Die Freischaltkette für Raketen in der richtigen Reihenfolge freischalten

Wenn du an dem Punkt angekommen bist, an dem du Raketen starten, Satelliten abschicken und beginnen willst, Raumwissenschaft zurück zu deiner Basis zu holen, ist der schwierige Teil nicht mehr, die Idee freizuschalten — sondern die ganze Kette so aufzubauen, dass sie tatsächlich läuft. Beginne damit, deine Forschung in genau der Reihenfolge zu planen, in der deine Fabrik die Materialien brauchen wird: Rohölverarbeitung zuerst, dann Entzündliche Stoffe, dann Raketenbrennstoffe, und erst danach solltest du auf das Raketensilos selbst hinarbeiten.

Behandle das Raketensilo nicht als einfachen Forschungs-Sprint. Seine Forschung verlangt Beton, Raketenbrennstoffe, elektrische Energiespeicher, Solarenergie, Wissenschaftspaket für Zubehör, Tempomodul 3, Produktivitätsmodul 3 und Radare, also solltest du bereits eine ausgereifte Industrie im mittleren bis späten Spiel haben, bevor du überhaupt daran denkst, eines zu platzieren. Wenn du außerdem auf die Space-Age-Fortschritte abzielst, liegt Entdeckung des Planeten Fulgora hinter Triebwerken für Raumplattformen und elektrischen Energiespeichern, also plane das als paralleles Ziel und nicht als Umweg. Die praktische Lehre ist einfach: Erst den Ölpfad stabilisieren, dann den Treibstoffpfad freischalten und erst dann das Silo erforschen, wenn deine Produktionslinien das auch wirklich tragen können.

Die Treibstoff- und Orbitalmaterial-Pipeline einrichten, bevor du das Silo baust

Der größte Fehler besteht darin, das Silo zu bauen, bevor dein Ölsystem es versorgen kann. Raketenbrennstoffe wird aus Festbrennstoff und Leichtöl hergestellt. Stelle also sicher, dass du sowohl eine zuverlässige Festbrennstoff-Quelle als auch eine verlässliche Leichtöl-Versorgung hast, bevor du dich auf die Startproduktion festlegst. Behandle Raketenbrennstoffe als geplantes Endprodukt deines Raffineriesystems und nicht als etwas, das du bei Bedarf einfach von Hand herstellst.

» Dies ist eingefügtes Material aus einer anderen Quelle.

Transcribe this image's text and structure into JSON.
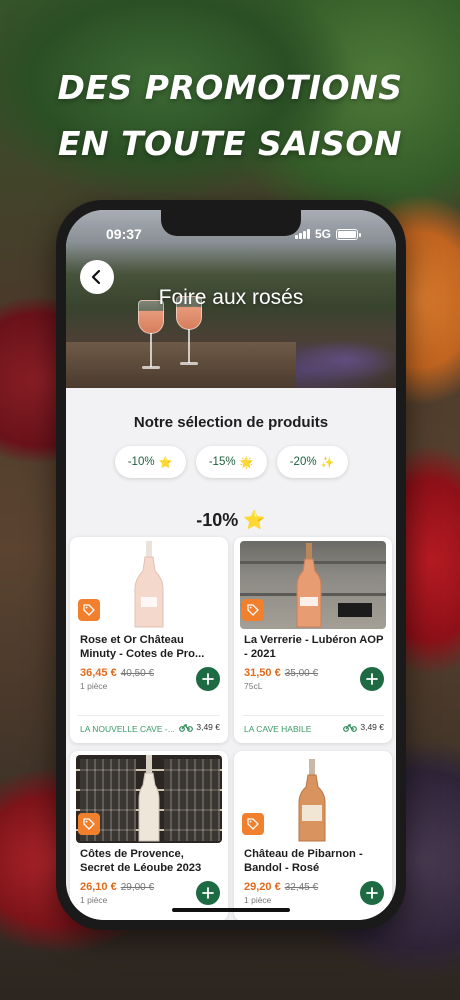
{
  "headline": {
    "line1": "DES PROMOTIONS",
    "line2": "EN TOUTE SAISON"
  },
  "status_bar": {
    "time": "09:37",
    "network": "5G"
  },
  "page": {
    "title": "Foire aux rosés"
  },
  "selection": {
    "title": "Notre sélection de produits",
    "chips": [
      {
        "label": "-10%",
        "emoji": "⭐"
      },
      {
        "label": "-15%",
        "emoji": "🌟"
      },
      {
        "label": "-20%",
        "emoji": "✨"
      }
    ]
  },
  "group": {
    "title": "-10%",
    "emoji": "⭐"
  },
  "products": [
    {
      "name": "Rose et Or Château Minuty - Cotes de Pro...",
      "price": "36,45 €",
      "old_price": "40,50 €",
      "unit": "1 pièce",
      "shop": "LA NOUVELLE CAVE -...",
      "delivery_fee": "3,49 €"
    },
    {
      "name": "La Verrerie - Lubéron AOP - 2021",
      "price": "31,50 €",
      "old_price": "35,00 €",
      "unit": "75cL",
      "shop": "LA CAVE HABILE",
      "delivery_fee": "3,49 €"
    },
    {
      "name": "Côtes de Provence, Secret de Léoube 2023",
      "price": "26,10 €",
      "old_price": "29,00 €",
      "unit": "1 pièce"
    },
    {
      "name": "Château de Pibarnon - Bandol - Rosé",
      "price": "29,20 €",
      "old_price": "32,45 €",
      "unit": "1 pièce"
    }
  ],
  "colors": {
    "accent_green": "#1d6a43",
    "price_orange": "#e26a1c",
    "tag_orange": "#f07f2e",
    "shop_green": "#3b9a67"
  }
}
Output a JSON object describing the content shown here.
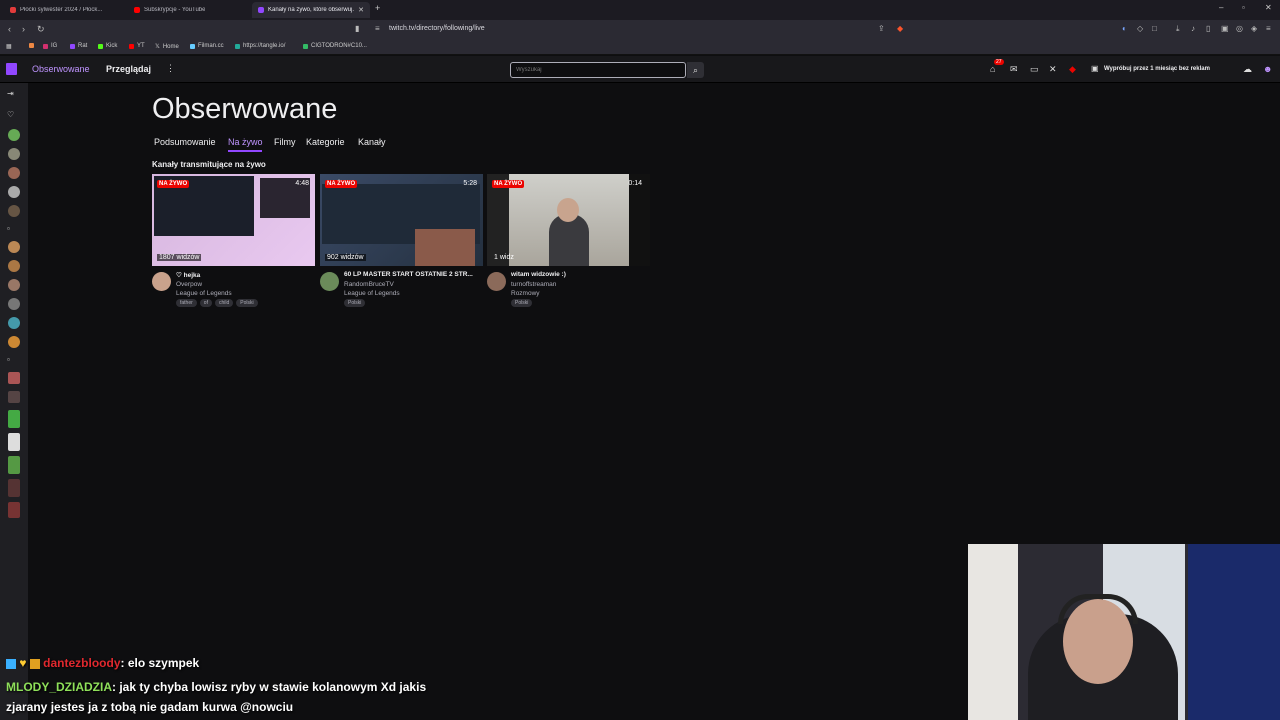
{
  "browser": {
    "tabs": [
      {
        "label": "Płocki sylwester 2024 / Płock...",
        "color": "#e23b3b"
      },
      {
        "label": "Subskrypcje - YouTube",
        "color": "#ff0000"
      },
      {
        "label": "Kanały na żywo, które obserwuj...",
        "color": "#9147ff"
      }
    ],
    "url": "twitch.tv/directory/following/live",
    "bookmarks": [
      "IG",
      "Rat",
      "Kick",
      "YT",
      "Home",
      "Filman.cc",
      "https://tangle.io/",
      "CIGTODRON#C10..."
    ]
  },
  "topnav": {
    "following": "Obserwowane",
    "browse": "Przeglądaj",
    "search_placeholder": "Wyszukaj",
    "notification_count": "27",
    "promo": "Wypróbuj przez 1 miesiąc bez reklam"
  },
  "page": {
    "title": "Obserwowane",
    "tabs": [
      "Podsumowanie",
      "Na żywo",
      "Filmy",
      "Kategorie",
      "Kanały"
    ],
    "active_tab": "Na żywo",
    "section_heading": "Kanały transmitujące na żywo"
  },
  "streams": [
    {
      "live_label": "NA ŻYWO",
      "time": "4:48",
      "viewers": "1807 widzów",
      "title": "♡ hejka",
      "channel": "Overpow",
      "category": "League of Legends",
      "tags": [
        "father",
        "of",
        "child",
        "Polski"
      ],
      "avatar_color": "#c9a28c"
    },
    {
      "live_label": "NA ŻYWO",
      "time": "5:28",
      "viewers": "902 widzów",
      "title": "60 LP MASTER START OSTATNIE 2 STR...",
      "channel": "RandomBruceTV",
      "category": "League of Legends",
      "tags": [
        "Polski"
      ],
      "avatar_color": "#6b8b5a"
    },
    {
      "live_label": "NA ŻYWO",
      "time": "0:14",
      "viewers": "1 widz",
      "title": "witam widzowie :)",
      "channel": "turnoffstreaman",
      "category": "Rozmowy",
      "tags": [
        "Polski"
      ],
      "avatar_color": "#8b6a5a"
    }
  ],
  "overlay_chat": [
    {
      "user": "dantezbloody",
      "text": ": elo szympek",
      "user_color": "#e0282e"
    },
    {
      "user": "MLODY_DZIADZIA",
      "text": ": jak ty chyba lowisz ryby w stawie kolanowym Xd jakis",
      "user_color": "#8fe05a"
    },
    {
      "user": "",
      "text": "zjarany jestes ja z tobą nie gadam kurwa @nowciu",
      "user_color": "#ffffff"
    }
  ]
}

Hier ist die grundlegende Produktionskette, die du vor deinem ersten Start bereit haben solltest:

Verwende diese Tabelle als deine Bau-Checkliste, aber bleib nicht bei den Zutaten auf dem Papier stehen. Ein Satellit zieht außerdem Solarpanel, Akkumulator, Radare und Mikrocomputer hinein, also solltest du separate Produktionslinien für Stromkomponenten einplanen, statt zu versuchen, sie aus der Haupt-Erweiterungskette deiner Basis abzuzweigen. Wenn du nur die Versorgung des Silos vorbereitest und die Satelliten-Seite vergisst, endest du mit einem Startaufbau, der einmal funktioniert und dann stehen bleibt.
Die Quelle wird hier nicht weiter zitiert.